Prison policy focused on 'what works'

29th March 2011

The prisons minister has defended the funding of education courses for prisoners in the face of criticism from fellow Conservative MPs.

Last week Tory MP Priti Patel said figures that showed 1,609 prisoners in England and Wales had registered to start an Open University course meant criminals had "gold-plated rights" at the expense of their victims.

She told the Daily Mail: "The public will be outraged to see their hard-earned taxes funding degrees for prisoners while most people have to pay their own way through university by taking out loans."

Speaking in the Commons this afternoon shadow justice minister Helen Goodman asked prisons minister Crispin Blunt whether he agreed with Patel.

Blunt said Labour had spent "vast amounts of money" while in office but had achieved "precious little" in the way of reducing reoffending.

He told MPs it was important that the "pathway of the offender through custody system" assisted them in getting work on the outside in order to cut reoffending.

Blunt said the government would put in place a process that would mean people leaving prisons would be "better equipped".

In July last year the government announced it would conduct a review into offender education to ensure prisoners have a better chance of getting a job once they are released.

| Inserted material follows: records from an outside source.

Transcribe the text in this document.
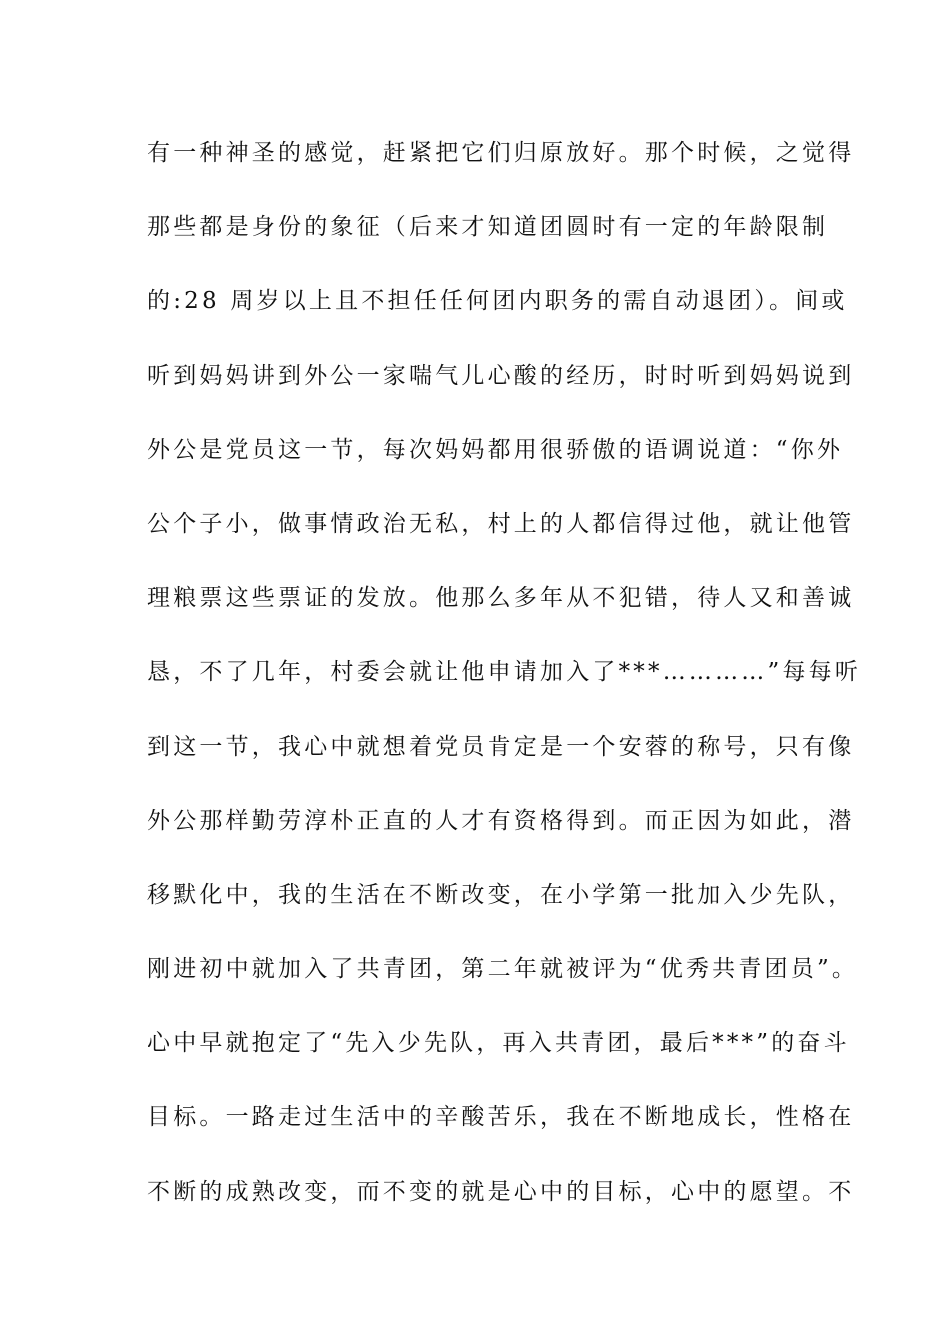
有一种神圣的感觉，赶紧把它们归原放好。那个时候，之觉得
那些都是身份的象征（后来才知道团圆时有一定的年龄限制
的:28 周岁以上且不担任任何团内职务的需自动退团）。间或
听到妈妈讲到外公一家喘气儿心酸的经历，时时听到妈妈说到
外公是党员这一节，每次妈妈都用很骄傲的语调说道：“你外
公个子小，做事情政治无私，村上的人都信得过他，就让他管
理粮票这些票证的发放。他那么多年从不犯错，待人又和善诚
恳，不了几年，村委会就让他申请加入了***…………”每每听
到这一节，我心中就想着党员肯定是一个安蓉的称号，只有像
外公那样勤劳淳朴正直的人才有资格得到。而正因为如此，潜
移默化中，我的生活在不断改变，在小学第一批加入少先队，
刚进初中就加入了共青团，第二年就被评为“优秀共青团员”。
心中早就抱定了“先入少先队，再入共青团，最后***”的奋斗
目标。一路走过生活中的辛酸苦乐，我在不断地成长，性格在
不断的成熟改变，而不变的就是心中的目标，心中的愿望。不
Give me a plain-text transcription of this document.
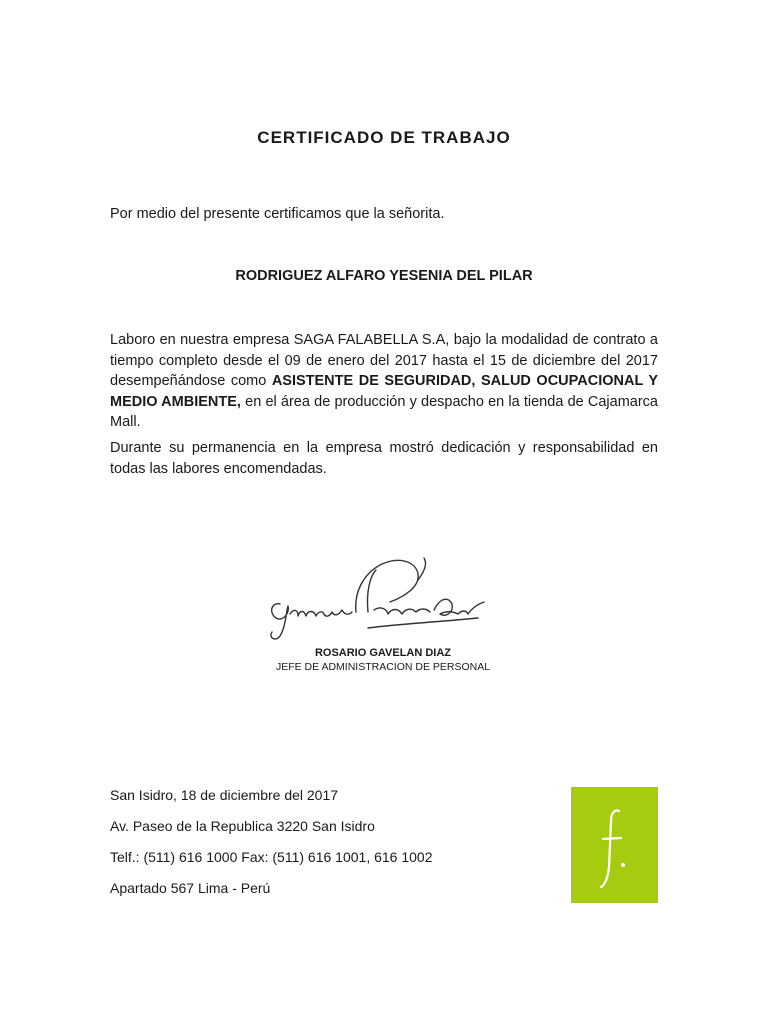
CERTIFICADO DE TRABAJO

Por medio del presente certificamos que la señorita.

RODRIGUEZ ALFARO YESENIA DEL PILAR

Laboro en nuestra empresa SAGA FALABELLA S.A, bajo la modalidad de contrato a tiempo completo desde el 09 de enero del 2017 hasta el 15 de diciembre del 2017 desempeñándose como ASISTENTE DE SEGURIDAD, SALUD OCUPACIONAL Y MEDIO AMBIENTE, en el área de producción y despacho en la tienda de Cajamarca Mall.

Durante su permanencia en la empresa mostró dedicación y responsabilidad en todas las labores encomendadas.

ROSARIO GAVELAN DIAZ

JEFE DE ADMINISTRACION DE PERSONAL

San Isidro, 18 de diciembre del 2017

Av. Paseo de la Republica 3220 San Isidro

Telf.: (511) 616 1000 Fax: (511) 616 1001, 616 1002

Apartado 567 Lima - Perú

Blunt was also challenged by Conservative backbencher Philip Davies over the proportion of convicted criminals who were sent to prison.

Davies urged ministers to "avoid the siren voices on the Liberal Democrat benches and perhaps in his own department" and to make sure "more people are sent to prison".

But Blunt said the government would focus on "what works".

"We want to make sure there are fewer victims of crime in future," he told the Shipley MP.